We just took down a 200 year old butternut tree in the backyard or our house in Skyler Falls NY, just outside Plattsburgh.

The trunk is on the order of 36" across. Many sections of tree 8 - 20" diameter and 6' long, although the main trunk as been cut into 12" sections.

Looking to sell the wood for reasonable prices to have it hauled away.

Wood carvers and millers take note.

Contact:
Chris
[email protected]


----------



## firemedic (Dec 26, 2010)

I have no personal interest but are you looking to sell it or have it hauled off? Or sell it so that you don't have to haul it off?

Welcome to the forum, however we have some pretty exacting rules about using the site for personal gain right out of the gate. Always happy to have new members but they are discouraged from using the forum as a craigslist and nothing else. Are you personally a wood worker?


----------



## pbadger (Jul 30, 2012)

*re: Butternut wood*

I am not personally a woodworker but build modernist furniture (based mostly on plywood).

I am actually visiting my brother's house and trying to both help him deal with a large pile of wood and also recycle this wood into something other than firewood.

The price is entirely negotiable but the goal is to get the wood hauled off. The alternative is renting a hydraulic wood splitter and doing lots of work.

The motivation for advertising the wood was to keep this beautiful wood from being used to burn. Butternut seems to be a beautiful wood that is desired by wood turners and wood carvers.

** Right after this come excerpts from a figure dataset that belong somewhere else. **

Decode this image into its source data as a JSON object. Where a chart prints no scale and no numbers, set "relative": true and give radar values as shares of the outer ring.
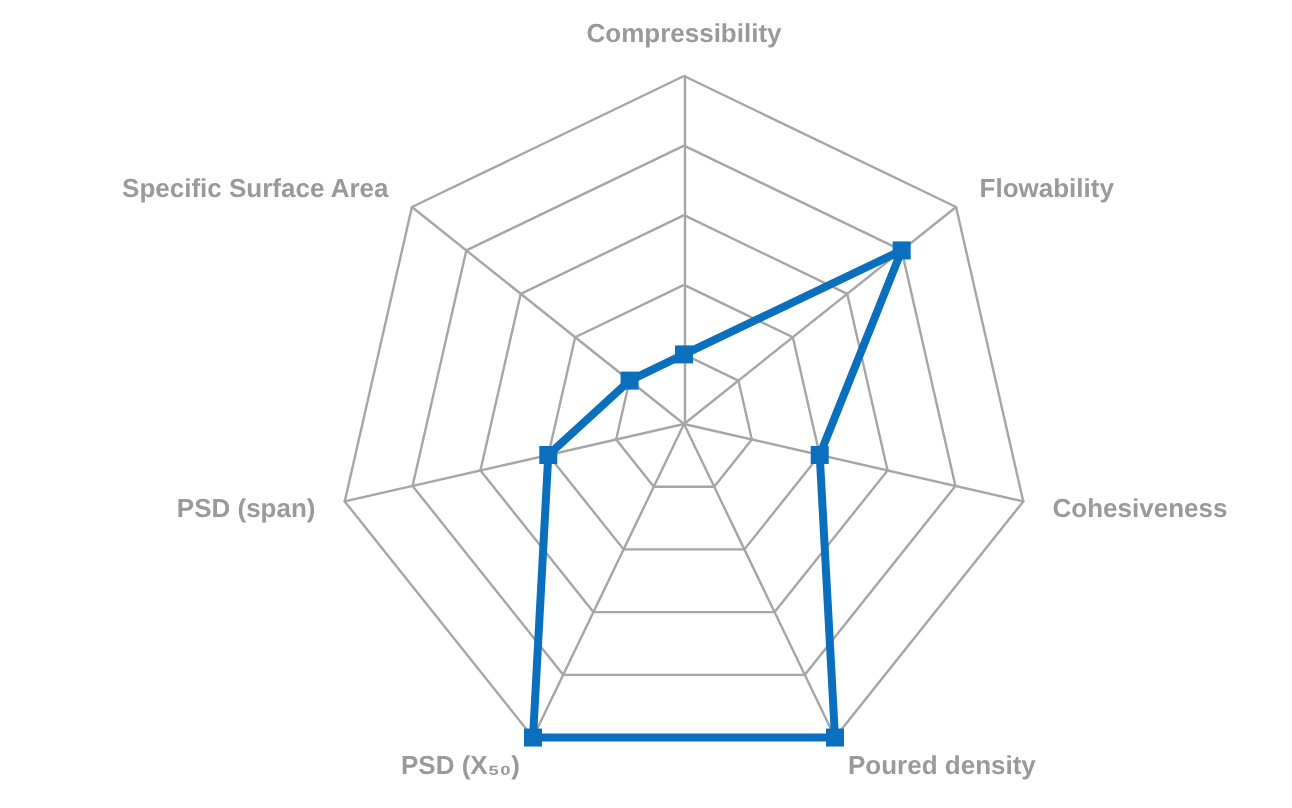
{
  "chart_data": {
    "type": "radar",
    "relative": true,
    "grid": true,
    "marker": "square",
    "line_style": "solid",
    "categories": [
      "Compressibility",
      "Flowability",
      "Cohesiveness",
      "Poured density",
      "PSD (X₅₀)",
      "PSD (span)",
      "Specific Surface Area"
    ],
    "series": [
      {
        "color": "#0a70bd",
        "values": [
          0.2,
          0.8,
          0.4,
          1,
          1,
          0.4,
          0.2
        ]
      }
    ]
  }
}
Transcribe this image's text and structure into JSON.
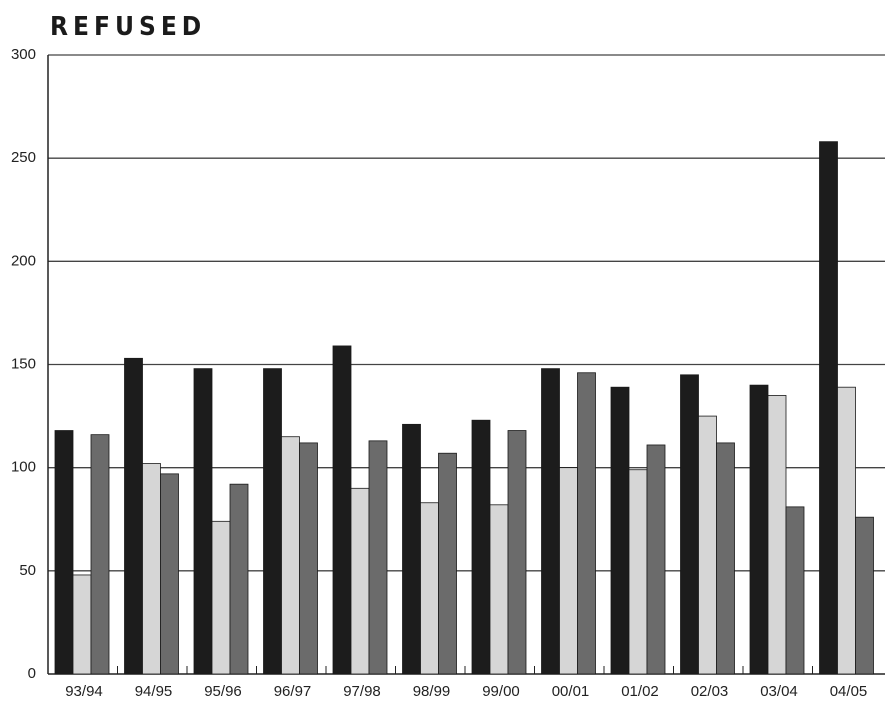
{
  "chart_data": {
    "type": "bar",
    "title": "REFUSED",
    "xlabel": "",
    "ylabel": "",
    "ylim": [
      0,
      300
    ],
    "yticks": [
      0,
      50,
      100,
      150,
      200,
      250,
      300
    ],
    "grid": true,
    "categories": [
      "93/94",
      "94/95",
      "95/96",
      "96/97",
      "97/98",
      "98/99",
      "99/00",
      "00/01",
      "01/02",
      "02/03",
      "03/04",
      "04/05"
    ],
    "series": [
      {
        "color": "#1c1c1c",
        "values": [
          118,
          153,
          148,
          148,
          159,
          121,
          123,
          148,
          139,
          145,
          140,
          258
        ]
      },
      {
        "color": "#d6d6d6",
        "values": [
          48,
          102,
          74,
          115,
          90,
          83,
          82,
          100,
          99,
          125,
          135,
          139
        ]
      },
      {
        "color": "#6b6b6b",
        "values": [
          116,
          97,
          92,
          112,
          113,
          107,
          118,
          146,
          111,
          112,
          81,
          76
        ]
      }
    ]
  }
}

I understand your desire to keep the forum from degenerating into just a sales forum, but I will say that it is slightly ironic that one sees five ads on every post when one browses the forum without logging in.

Paul


----------



## mikeswoods (May 18, 2009)

Welcome----

Just a note----that wood will be nice if cut in the next week or so---otherwise the splitting will render most of it unusable--

As to the paid advertising---that is what allows the site to be free to members----

Good luck with the wood---a FREE HELP YOUR SELF sign will rid you of most of it---

Allowing strangers with chain saws on your property might not be a good idea---cuts and broken bones sometimes happen---


----------